On Monday, President Trump announced tariffs on $200 billion worth of Chinese imports. This comes on top of the $50 billion to $60 billion in Chinese import tariffs announced this March. The tariffs announced Monday are scheduled to take effect on Sept. 24 at 10%, and rise to 25% on Jan. 1.

The tariffs exclude 300 items that could have been subject to tariffs, including smartphones, bike helmets, infant car seats and certain chemicals.

China responded Tuesday, threatening to impose tariffs on $60 billion worth of U.S. goods. The country has already imposed $50 billion in tariffs that target some of Trump’s voter base, including farmers.

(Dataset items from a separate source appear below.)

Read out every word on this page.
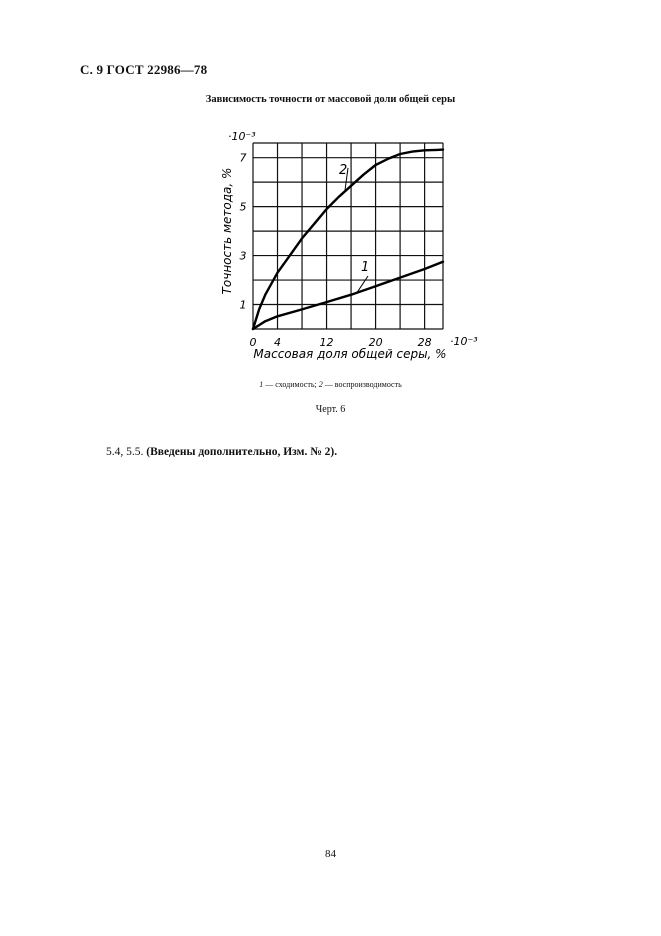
С. 9 ГОСТ 22986—78
Зависимость точности от массовой доли общей серы
·10⁻³
·10⁻³
Массовая доля общей серы, %
Точность метода, %	2
1
0 4	12	20	28
1
3
5
7
1 — сходимость; 2 — воспроизводимость
Черт. 6
5.4, 5.5. (Введены дополнительно, Изм. № 2).
84
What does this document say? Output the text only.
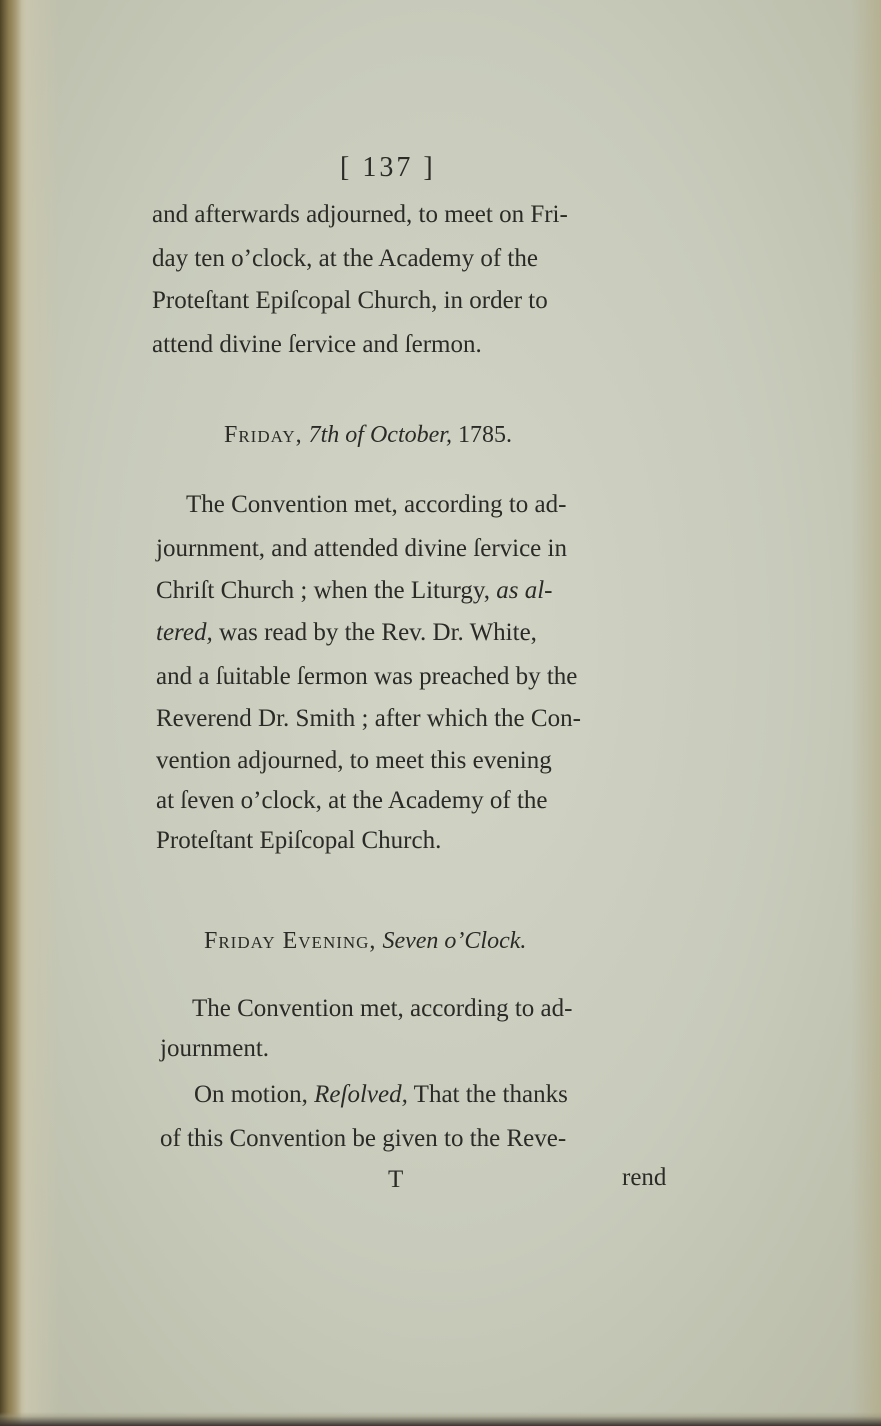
[ 137 ]
and afterwards adjourned, to meet on Fri-
day ten o’clock, at the Academy of the
Proteſtant Epiſcopal Church, in order to
attend divine ſervice and ſermon.
Friday, 7th of October, 1785.
The Convention met, according to ad-
journment, and attended divine ſervice in
Chriſt Church ; when the Liturgy, as al-
tered, was read by the Rev. Dr. White,
and a ſuitable ſermon was preached by the
Reverend Dr. Smith ; after which the Con-
vention adjourned, to meet this evening
at ſeven o’clock, at the Academy of the
Proteſtant Epiſcopal Church.
Friday Evening, Seven o’Clock.
The Convention met, according to ad-
journment.
On motion, Reſolved, That the thanks
of this Convention be given to the Reve-
T	rend
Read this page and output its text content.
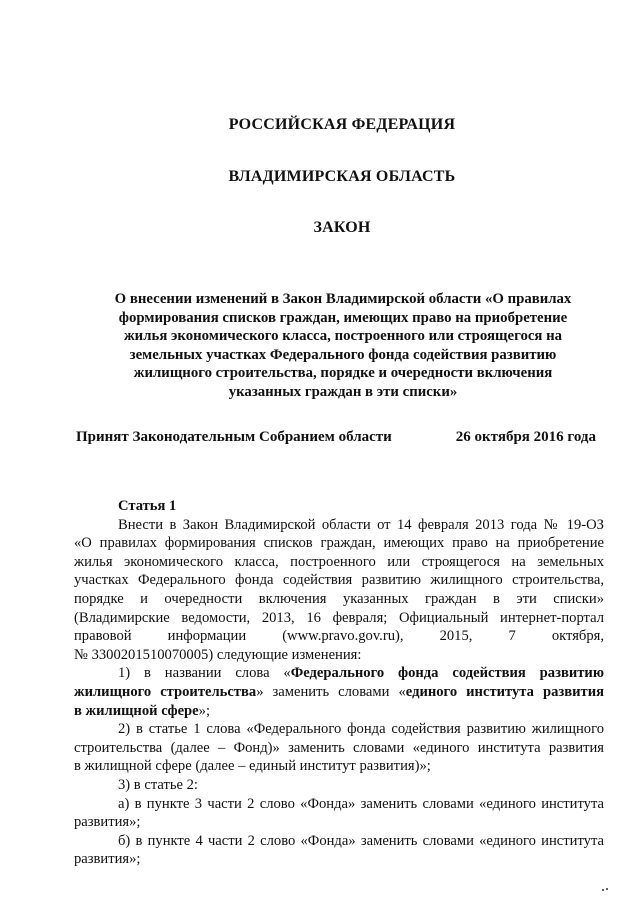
РОССИЙСКАЯ ФЕДЕРАЦИЯ
ВЛАДИМИРСКАЯ ОБЛАСТЬ
ЗАКОН
О внесении изменений в Закон Владимирской области «О правилах
формирования списков граждан, имеющих право на приобретение
жилья экономического класса, построенного или строящегося на
земельных участках Федерального фонда содействия развитию
жилищного строительства, порядке и очередности включения
указанных граждан в эти списки»
Принят Законодательным Собранием области	26 октября 2016 года
Статья 1
Внести в Закон Владимирской области от 14 февраля 2013 года № 19-ОЗ
«О правилах формирования списков граждан, имеющих право на приобретение
жилья экономического класса, построенного или строящегося на земельных
участках Федерального фонда содействия развитию жилищного строительства,
порядке и очередности включения указанных граждан в эти списки»
(Владимирские ведомости, 2013, 16 февраля; Официальный интернет-портал
правовой информации (www.pravo.gov.ru), 2015, 7 октября,
№ 3300201510070005) следующие изменения:
1) в названии слова «Федерального фонда содействия развитию
жилищного строительства» заменить словами «единого института развития
в жилищной сфере»;
2) в статье 1 слова «Федерального фонда содействия развитию жилищного
строительства (далее – Фонд)» заменить словами «единого института развития
в жилищной сфере (далее – единый институт развития)»;
3) в статье 2:
а) в пункте 3 части 2 слово «Фонда» заменить словами «единого института
развития»;
б) в пункте 4 части 2 слово «Фонда» заменить словами «единого института
развития»;
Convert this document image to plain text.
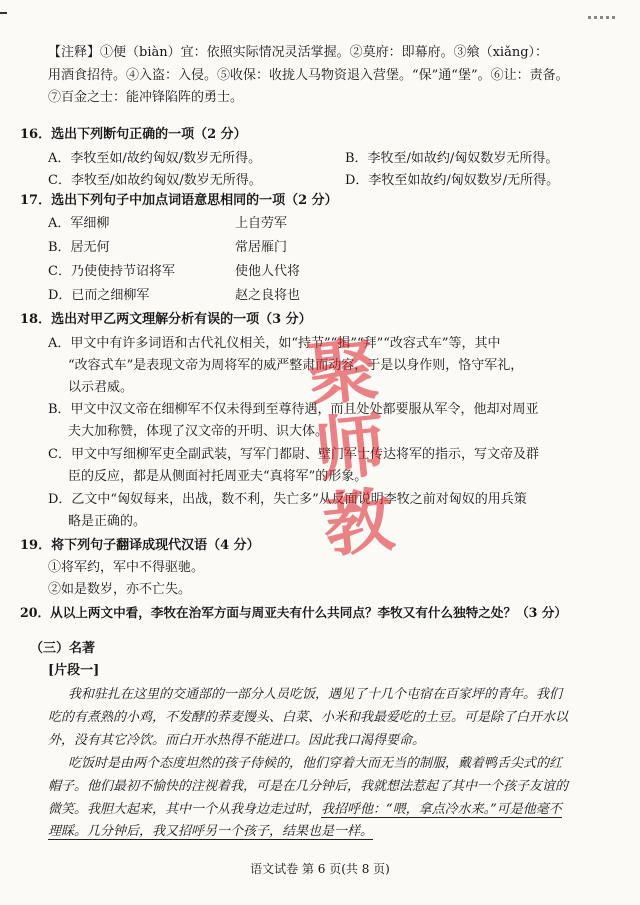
【注释】①便（biàn）宜：依照实际情况灵活掌握。②莫府：即幕府。③飨（xiǎng）：
用酒食招待。④入盗：入侵。⑤收保：收拢人马物资退入营堡。“保”通“堡”。⑥让：责备。
⑦百金之士：能冲锋陷阵的勇士。
16．选出下列断句正确的一项（2 分）
A．李牧至如/故约匈奴/数岁无所得。	B．李牧至/如故约/匈奴数岁无所得。
C．李牧至/如故约匈奴/数岁无所得。	D．李牧至如故约/匈奴数岁/无所得。
17．选出下列句子中加点词语意思相同的一项（2 分）
A．军细柳	上自劳军
B．居无何	常居雁门
C．乃使使持节诏将军	使他人代将
D．已而之细柳军	赵之良将也
18．选出对甲乙两文理解分析有误的一项（3 分）
A．甲文中有许多词语和古代礼仪相关，如“持节”“揖”“拜”“改容式车”等，其中
“改容式车”是表现文帝为周将军的威严整肃而动容，于是以身作则，恪守军礼，
以示君威。
B．甲文中汉文帝在细柳军不仅未得到至尊待遇，而且处处都要服从军令，他却对周亚
夫大加称赞，体现了汉文帝的开明、识大体。
C．甲文中写细柳军吏全副武装，写军门都尉、壁门军士传达将军的指示，写文帝及群
臣的反应，都是从侧面衬托周亚夫“真将军”的形象。
D．乙文中“匈奴每来，出战，数不利，失亡多”从反面说明李牧之前对匈奴的用兵策
略是正确的。
19．将下列句子翻译成现代汉语（4 分）
①将军约，军中不得驱驰。
②如是数岁，亦不亡失。
20．从以上两文中看，李牧在治军方面与周亚夫有什么共同点？李牧又有什么独特之处？（3 分）
（三）名著
[片段一]
我和驻扎在这里的交通部的一部分人员吃饭，遇见了十几个屯宿在百家坪的青年。我们
吃的有煮熟的小鸡，不发酵的荞麦馒头、白菜、小米和我最爱吃的土豆。可是除了白开水以
外，没有其它冷饮。而白开水热得不能进口。因此我口渴得要命。
吃饭时是由两个态度坦然的孩子侍候的，他们穿着大而无当的制服，戴着鸭舌尖式的红
帽子。他们最初不愉快的注视着我，可是在几分钟后，我就想法惹起了其中一个孩子友谊的
微笑。我胆大起来，其中一个从我身边走过时，我招呼他：“喂，拿点冷水来。”可是他毫不
理睬。几分钟后，我又招呼另一个孩子，结果也是一样。
语文试卷 第 6 页(共 8 页)
聚 师 教
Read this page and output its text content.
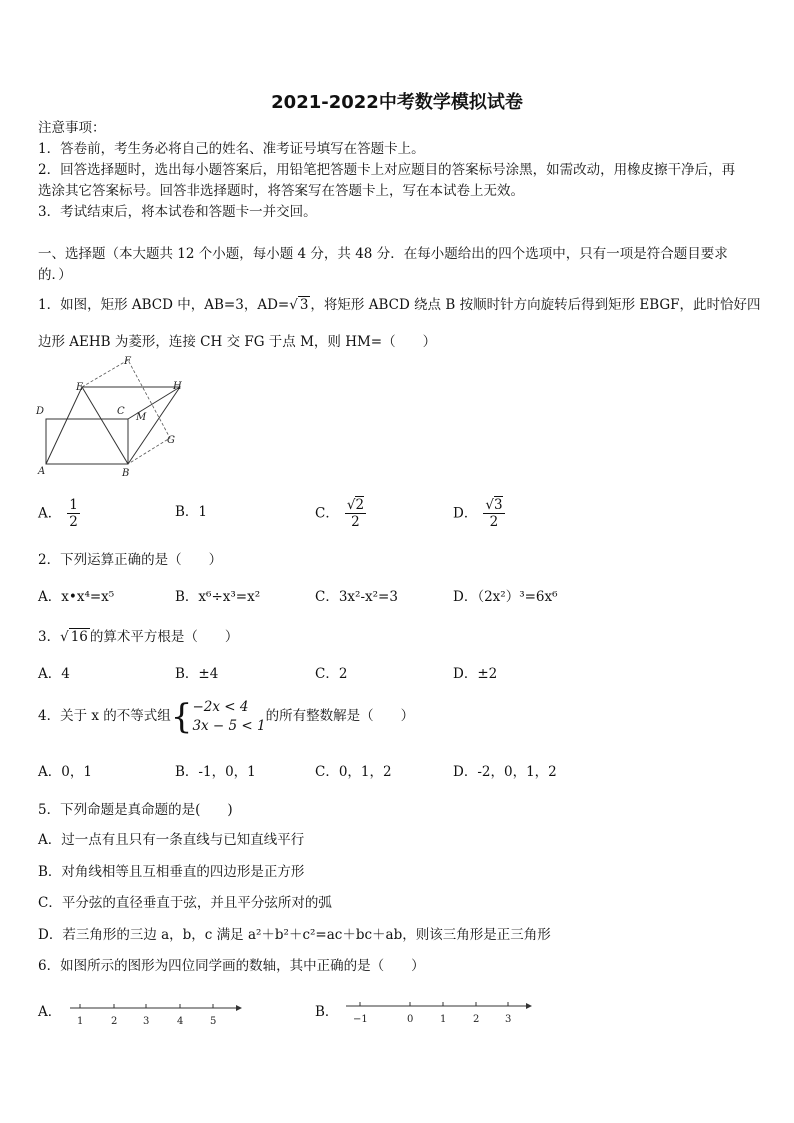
2021-2022中考数学模拟试卷
注意事项：
1．答卷前，考生务必将自己的姓名、准考证号填写在答题卡上。
2．回答选择题时，选出每小题答案后，用铅笔把答题卡上对应题目的答案标号涂黑，如需改动，用橡皮擦干净后，再
选涂其它答案标号。回答非选择题时，将答案写在答题卡上，写在本试卷上无效。
3．考试结束后，将本试卷和答题卡一并交回。
一、选择题（本大题共 12 个小题，每小题 4 分，共 48 分．在每小题给出的四个选项中，只有一项是符合题目要求
的．）
1．如图，矩形 ABCD 中，AB=3，AD=√ 3 ，将矩形 ABCD 绕点 B 按顺时针方向旋转后得到矩形 EBGF，此时恰好四
边形 AEHB 为菱形，连接 CH 交 FG 于点 M，则 HM=（　　）
F
E	H
D	C
M
G
A	B
A． $\frac{1}{2}$	B．1	C． $\frac{√2}{2}$	D． $\frac{√3}{2}$
2．下列运算正确的是（　　）
A．x•x⁴=x⁵	B．x⁶÷x³=x²	C．3x²-x²=3	D．（2x²）³=6x⁶
3．√ 16 的算术平方根是（　　）
A．4	B．±4	C．2	D．±2
4．关于 x 的不等式组{−2x < 4
3x − 5 < 1的所有整数解是（　　）
A．0，1	B．-1，0，1	C．0，1，2	D．-2，0，1，2
5．下列命题是真命题的是(　　)
A．过一点有且只有一条直线与已知直线平行
B．对角线相等且互相垂直的四边形是正方形
C．平分弦的直径垂直于弦，并且平分弦所对的弧
D．若三角形的三边 a，b，c 满足 a²＋b²＋c²=ac＋bc＋ab，则该三角形是正三角形
6．如图所示的图形为四位同学画的数轴，其中正确的是（　　）
A．
1	2	3	4	5
B． −1	0	1	2	3
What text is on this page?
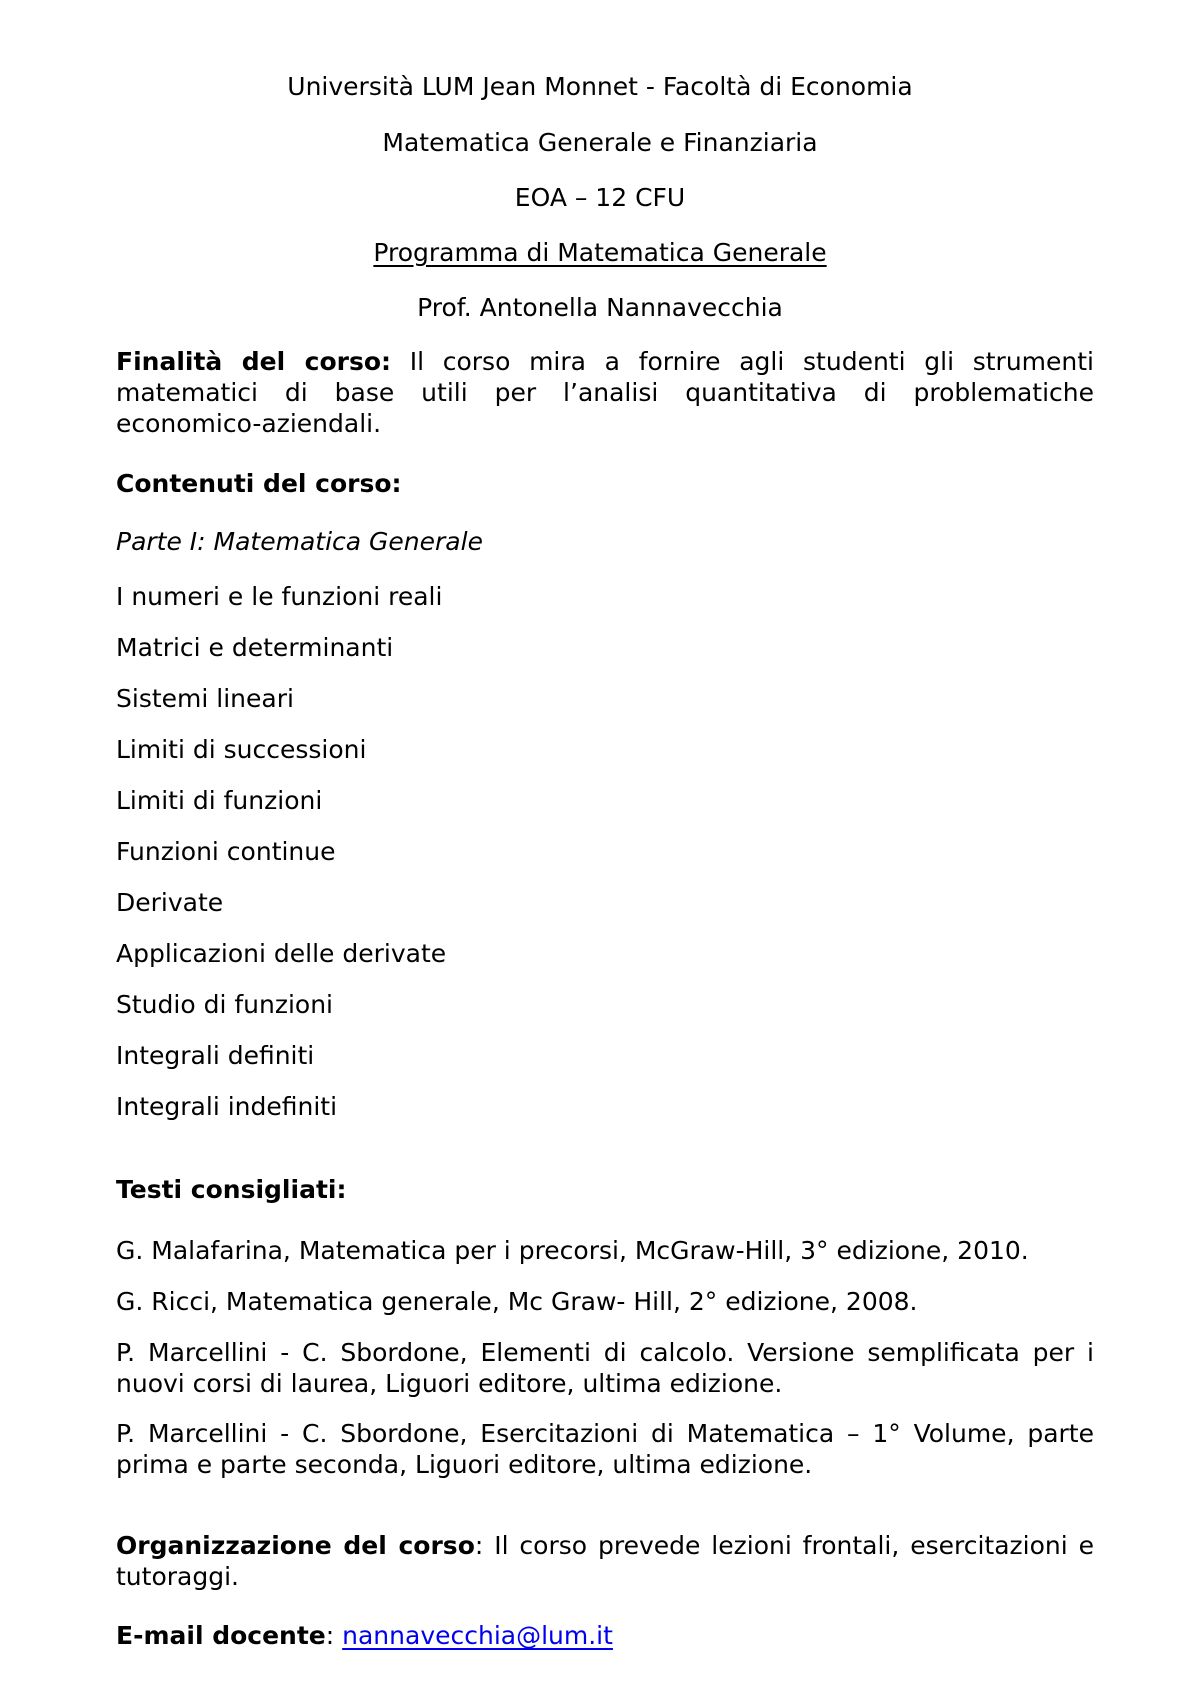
Università LUM Jean Monnet - Facoltà di Economia
Matematica Generale e Finanziaria
EOA – 12 CFU
Programma di Matematica Generale
Prof. Antonella Nannavecchia
Finalità del corso: Il corso mira a fornire agli studenti gli strumenti matematici di base utili per l’analisi quantitativa di problematiche economico-aziendali.
Contenuti del corso:
Parte I: Matematica Generale
I numeri e le funzioni reali
Matrici e determinanti
Sistemi lineari
Limiti di successioni
Limiti di funzioni
Funzioni continue
Derivate
Applicazioni delle derivate
Studio di funzioni
Integrali definiti
Integrali indefiniti
Testi consigliati:
G. Malafarina, Matematica per i precorsi, McGraw-Hill, 3° edizione, 2010.
G. Ricci, Matematica generale, Mc Graw- Hill, 2° edizione, 2008.
P. Marcellini - C. Sbordone, Elementi di calcolo. Versione semplificata per i nuovi corsi di laurea, Liguori editore, ultima edizione.
P. Marcellini - C. Sbordone, Esercitazioni di Matematica – 1° Volume, parte prima e parte seconda, Liguori editore, ultima edizione.
Organizzazione del corso: Il corso prevede lezioni frontali, esercitazioni e tutoraggi.
E-mail docente: nannavecchia@lum.it
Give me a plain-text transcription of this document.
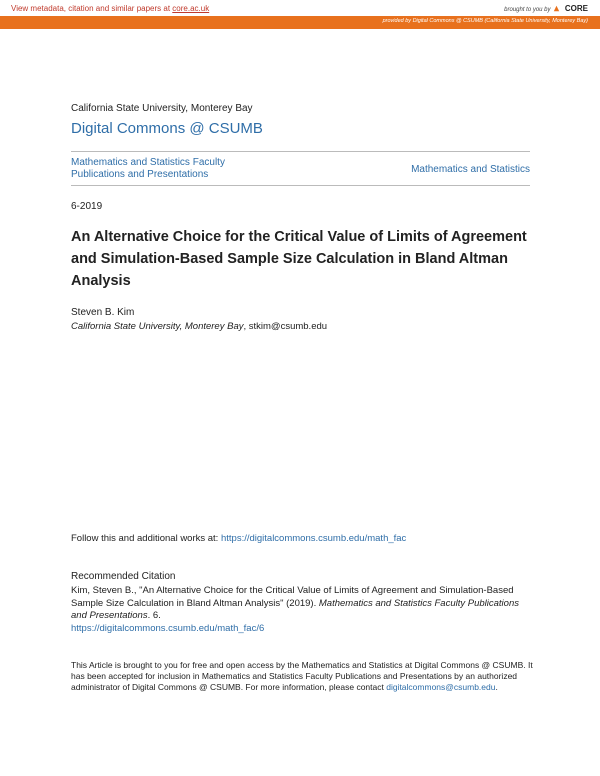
View metadata, citation and similar papers at core.ac.uk	brought to you by CORE
provided by Digital Commons @ CSUMB (California State University, Monterey Bay)
California State University, Monterey Bay
Digital Commons @ CSUMB
Mathematics and Statistics Faculty
Publications and Presentations	Mathematics and Statistics
6-2019
An Alternative Choice for the Critical Value of Limits of Agreement and Simulation-Based Sample Size Calculation in Bland Altman Analysis
Steven B. Kim
California State University, Monterey Bay, stkim@csumb.edu
Follow this and additional works at: https://digitalcommons.csumb.edu/math_fac
Recommended Citation
Kim, Steven B., "An Alternative Choice for the Critical Value of Limits of Agreement and Simulation-Based Sample Size Calculation in Bland Altman Analysis" (2019). Mathematics and Statistics Faculty Publications and Presentations. 6.
https://digitalcommons.csumb.edu/math_fac/6
This Article is brought to you for free and open access by the Mathematics and Statistics at Digital Commons @ CSUMB. It has been accepted for inclusion in Mathematics and Statistics Faculty Publications and Presentations by an authorized administrator of Digital Commons @ CSUMB. For more information, please contact digitalcommons@csumb.edu.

Trump claims that China is trying to influence the U.S. election by focusing on farmers, ranchers and others through tariffs.



Why is the U.S. in a trade war with China? Yahoo News explains.

Tariffs are taxes or fees placed on imported items. A trade war begins when countries impose retaliatory tariffs on them.

Trump spoke openly about trade long before he was president. In the 1980s, he often criticized Japan, saying, “They dump the cars and the VCRs and everything else.” Now he has turned his attention on trade to other countries, including China, because he believes the U.S. is not being treated fairly.

Trump has criticized the U.S. trade gap with China, which was $505.5 billion last year, according to census data. His administration has accused China of stealing intellectual property, restricting access to the Chinese market and requiring American companies to hand over technology.

What are possible implications of the trade war? While these tariffs are imposed to hurt Chinese manufacturers, they could also hurt American companies and consumers by raising the cost of producing goods and raising prices for consumers. And some economists warn that the tariffs could hurt U.S. economic growth.

The tariffs imposed on Monday excluded 300 items from a previous list of items that were subject to tariffs, including smartphones, bike helmets, infant car seats and certain chemicals.

Talks in May between high-level U.S. and Chinese officials ended without an agreement. Both sides say they want talks to continue.